In contrast, Snowflake automatically maintains materialized views in the background, ensuring that queries always access the most up-to-date precomputed data. This automation reduces the risk of stale results and eliminates the operational burden of managing refresh schedules, making Snowflake’s implementation more seamless and efficient for real-time analytics.

In addition to preventing stale data, Snowflake also evaluates queries directed to base tables to determine if a materialized view will be faster than an underlying table and redirects that query to the mv if so.

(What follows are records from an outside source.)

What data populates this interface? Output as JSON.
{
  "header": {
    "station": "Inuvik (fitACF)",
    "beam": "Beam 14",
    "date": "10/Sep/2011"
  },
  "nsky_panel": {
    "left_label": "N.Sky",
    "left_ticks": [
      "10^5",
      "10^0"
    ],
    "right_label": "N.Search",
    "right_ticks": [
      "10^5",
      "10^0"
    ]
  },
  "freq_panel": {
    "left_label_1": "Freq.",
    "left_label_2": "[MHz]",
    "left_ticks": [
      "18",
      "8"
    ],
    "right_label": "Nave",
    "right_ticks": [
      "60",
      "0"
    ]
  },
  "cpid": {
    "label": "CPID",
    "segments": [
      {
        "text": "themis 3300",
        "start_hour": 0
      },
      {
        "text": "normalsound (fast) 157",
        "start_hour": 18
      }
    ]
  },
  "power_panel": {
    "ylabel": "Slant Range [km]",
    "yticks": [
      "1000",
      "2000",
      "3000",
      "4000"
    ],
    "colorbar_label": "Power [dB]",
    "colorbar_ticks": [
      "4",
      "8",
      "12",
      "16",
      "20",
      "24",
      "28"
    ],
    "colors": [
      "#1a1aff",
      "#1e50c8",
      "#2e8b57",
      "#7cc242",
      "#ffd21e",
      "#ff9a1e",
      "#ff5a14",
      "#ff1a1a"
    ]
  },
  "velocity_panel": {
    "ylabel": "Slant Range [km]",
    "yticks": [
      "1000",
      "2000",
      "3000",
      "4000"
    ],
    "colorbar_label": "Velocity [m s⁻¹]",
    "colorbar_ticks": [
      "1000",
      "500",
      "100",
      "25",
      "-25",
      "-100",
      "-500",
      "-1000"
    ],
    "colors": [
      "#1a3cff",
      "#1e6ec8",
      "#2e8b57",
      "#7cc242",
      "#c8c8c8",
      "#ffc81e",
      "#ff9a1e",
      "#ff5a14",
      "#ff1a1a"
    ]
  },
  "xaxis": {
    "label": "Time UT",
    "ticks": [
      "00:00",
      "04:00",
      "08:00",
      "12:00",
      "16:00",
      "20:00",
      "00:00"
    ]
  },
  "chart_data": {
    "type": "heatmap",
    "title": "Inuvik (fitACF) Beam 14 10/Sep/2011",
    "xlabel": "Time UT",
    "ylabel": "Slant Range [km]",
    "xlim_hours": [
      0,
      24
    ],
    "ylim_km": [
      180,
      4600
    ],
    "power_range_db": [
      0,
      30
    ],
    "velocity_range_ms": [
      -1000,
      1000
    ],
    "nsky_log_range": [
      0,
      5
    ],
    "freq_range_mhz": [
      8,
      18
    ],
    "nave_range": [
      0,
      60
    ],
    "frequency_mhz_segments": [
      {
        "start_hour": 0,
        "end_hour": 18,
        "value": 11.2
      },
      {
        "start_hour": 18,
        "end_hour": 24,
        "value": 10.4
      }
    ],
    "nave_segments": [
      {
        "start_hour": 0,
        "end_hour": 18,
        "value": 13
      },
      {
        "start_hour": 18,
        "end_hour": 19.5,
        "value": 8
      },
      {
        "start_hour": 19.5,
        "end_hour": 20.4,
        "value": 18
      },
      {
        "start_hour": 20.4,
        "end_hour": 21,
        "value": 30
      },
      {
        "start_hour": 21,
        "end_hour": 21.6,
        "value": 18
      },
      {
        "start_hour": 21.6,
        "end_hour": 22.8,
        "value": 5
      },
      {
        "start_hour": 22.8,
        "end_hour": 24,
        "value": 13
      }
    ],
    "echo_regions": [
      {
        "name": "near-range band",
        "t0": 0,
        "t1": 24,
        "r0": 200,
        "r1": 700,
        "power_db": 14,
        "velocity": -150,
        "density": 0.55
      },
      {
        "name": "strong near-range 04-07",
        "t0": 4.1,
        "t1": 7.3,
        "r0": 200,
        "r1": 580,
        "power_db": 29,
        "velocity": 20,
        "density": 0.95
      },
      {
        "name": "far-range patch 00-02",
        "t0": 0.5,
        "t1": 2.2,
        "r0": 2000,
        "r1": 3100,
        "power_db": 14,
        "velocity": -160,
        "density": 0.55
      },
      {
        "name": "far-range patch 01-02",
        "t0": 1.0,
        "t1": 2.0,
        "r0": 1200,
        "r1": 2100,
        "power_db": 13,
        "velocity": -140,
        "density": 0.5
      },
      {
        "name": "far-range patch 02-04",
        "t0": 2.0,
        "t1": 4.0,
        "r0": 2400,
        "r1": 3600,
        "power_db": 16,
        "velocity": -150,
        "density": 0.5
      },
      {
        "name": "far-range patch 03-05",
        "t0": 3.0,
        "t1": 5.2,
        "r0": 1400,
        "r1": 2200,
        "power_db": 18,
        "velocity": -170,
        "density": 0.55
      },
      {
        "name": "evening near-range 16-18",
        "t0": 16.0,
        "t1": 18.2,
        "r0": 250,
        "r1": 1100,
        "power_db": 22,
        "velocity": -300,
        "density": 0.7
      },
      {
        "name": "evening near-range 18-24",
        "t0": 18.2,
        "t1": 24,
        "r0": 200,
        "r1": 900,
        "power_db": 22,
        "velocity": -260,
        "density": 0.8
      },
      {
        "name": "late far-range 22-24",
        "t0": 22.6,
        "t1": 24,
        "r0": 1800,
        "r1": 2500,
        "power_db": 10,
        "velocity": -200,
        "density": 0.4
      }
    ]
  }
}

Two notable items have been fixed since January 2024:

Item

Severity

Issue

Performance

High

Databricks introduced Liquid Clustering on February 18, 2025, as a replacement for traditional Z-ordering and partitioning techniques. While this approach aims to improve query performance and reduce data skew, it remains to be seen how effectively it competes with Snowflake’s micropartitioning and automatic clustering. 

Note: Liquid Clustering cannot be used alongside Z-ordering or partitioning on the same table. However, you can alter a table to switch between Liquid Clustering and traditional partitioning methods as needed.

Performance

High

Databricks introduced automated stats collection in its January 2025 release.  This is a big deal as the planner can now make decision based upon table size and cardinality in joins.  This is something Snowflake has done all along, but this release allows Databricks to be more on par with Snowflake in this area of performance.

We believe these higher priority items that have yet to be fixed will take Databricks longer to fix than the simple things they have already fixed.  We presume there are a lot of Databricks engineers working in the background to fix them and will keep an eye on the release notes for the next several years to see when they get fixed.